After the 2008 worldwide economic crisis, rates of suicide increased in Europe and America, particularly in men and in countries with higher levels of job loss.13 UK data, released in early 2013, revealed a significant rise in deaths from suicide over recent years following decades of rates trending downward (see Table 2). There is evidence linking the increase to the crisis.14
The trend has prompted a review of the use of suicide exclusion clauses, a common feature of insurance policies but not universally applied in all markets. Typically, the exclusion prevents a claim during the first policy year. The intention is to deter a person buying insurance with the premeditation of killing him or herself as an altruistic act for the financial benefit of the family or business. However, if a person who is healthy at the time of application later develops a psychotic depression that drives him or her to suicide, is this in any way different to dying from an unforeseen heart attack?

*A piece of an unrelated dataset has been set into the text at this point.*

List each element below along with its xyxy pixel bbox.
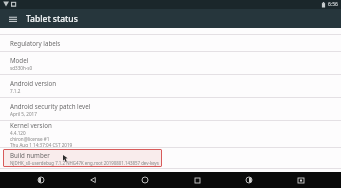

With no relevant medical history, neither represents a legally capacitous choice to end life and, as both are illnesses in a very biological sense can excluding a mental cause be justified?
Wording an exclusion that can provide meaningful protection against possible anti-selection is also problematic, and perhaps destined to become more so, given the surge in PAS and NPAS. A wording should reflect acts of commission and omission; for example, refusing medication or sustenance to stay alive. Exclusions can be difficult to enforce in any but the most clear-cut circumstances where intent is obvious and agreed by a coroner.
It seems likely that claims will arise in future where suicide was the cause of death. Claims managers must be ready to work through the maze toward a decision that takes account of the individual circumstances of a case. Insurance companies must explore, and clearly articulate their stance, towards different ways and circumstances in which people take their own lives. Merely having a blanket approach to suicide across the board is no longer a defensible position given the complexities of the issue.